350.org Fossil Money (III): Public and State Actors

This is the third article of Fossil Money, a series on how the global financial system supports and feeds the climate breakdown. Read the first article here and the second here. Stay tuned for more!

Close your eyes and off you go. You fly back over the pipeline, a powerful wind carrying you along. The green fields lay upstream, and you see some people rest, other people play, other people toil. You see people protesting and fighting against the pipeline, which creeps away in the distance. Little fires start here and there. You realise the dirty fossil money is leaking again. Beyond the horizon, big clouds of smoke rise.

And then, suddenly, you see something unexpected. As people protest, play or work, they put part of their own money in big carts. Some others then come and push the carts uphill, towards the top of the pipeline. And then you see it. Some characters are taking the people’s money and, without their knowledge, are throwing it into the pipeline! How can this happen at all?

Yes, my fellow labyrinth-walkers. Fossil money very often comes directly from people’s pockets! All around the world, but mostly in the Global North, states and other public institutions invest your, my, everybody’s money into fossil fuels. All fossil money is unethical, but directly jeopardizing people’s future with their own resources goes really, unequivocally over the top. That’s why public institutions are particularly vulnerable to people power!

Subsidies and tax cuts

It may sound shocking, given the rhetoric spewed by all parts, but every year, governments pour obscene amounts of money (something between 300 billion and 5.9 trillion US dollars) into fossil fuel subsidies. Public cash is poured into the coal, oil and gas industries, either by giving tax breaks or by paying them directly. Countries use this as a way to artificially lower the prices of these fuels.

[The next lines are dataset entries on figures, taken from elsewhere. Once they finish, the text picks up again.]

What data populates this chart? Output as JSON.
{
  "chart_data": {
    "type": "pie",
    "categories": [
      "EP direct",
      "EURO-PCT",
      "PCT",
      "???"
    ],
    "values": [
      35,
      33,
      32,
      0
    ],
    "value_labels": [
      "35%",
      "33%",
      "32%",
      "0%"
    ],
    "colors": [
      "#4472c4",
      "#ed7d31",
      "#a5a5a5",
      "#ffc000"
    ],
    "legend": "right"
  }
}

Subsidies and tax cuts are extraordinarily flexible and can be applied to any fossil fuel and to any part of the supply chain. Some sources, such as the International Monetary Fund (IMF), even claim that the fact that public institutions pick up the bill for most of the destruction fossil fuel industries cause can be considered another subsidy.

Project undersigning

In order to secure large fossil fuel projects, such as mines, harbour terminals, field developments or pipelines, governments often offer guarantees to companies that eliminate part or all the risk of their investment. That way, public money is committed to covering any unexpected inconveniences, such as extra costs or, sometimes, even the complete collapse of the project.

Public companies

Why give subsidies to companies when you can extract, transport and burn the fossil fuels yourself? This is what many countries do: they own (totally or partially) the companies that are directly responsible for fossil fuels. Consequently, these companies can rely on the government’s support if the financial situation turns rough. Some of the largest oil companies in the world are public, such as Saudi Aramco (Saudi Arabia), Equinor (Norway) and Petrobras (Brazil).

But why? WHY?

If you are anything like me, your mind must now be loudly blaring one question: WHY? Why do governments pay for fossil fuels to be burned? Aren’t we supposed to phase them out? Haven’t our leaders committed to doing so? 

Well, the answer is that, unfortunately, subsidies are quite sticky. We live in a global economy that is heavily based on dirty fossil fuels, and suddenly changing that machine can upend the livelihoods of many. We’ve seen it in France, Ecuador and many other countries.

However, that should not serve as an excuse for leaders to keep betting on the world’s destruction. After all, there is no economy to take care of on a dead planet. 

There are many ways of mitigating the economic consequences of eliminating fossil fuel subsidies, such as providing those directly to poorer families or funding education or employment schemes – that is part of what the climate movement usually refers to as a “just transition”, leaving no one behind. Each country, each region and each community has its own needs, so there’s no one-size-fits-all solution. But there’s something we all know: everywhere, we need to keep fossil fuels in the ground to be able to build a better, cleaner and more equitable future.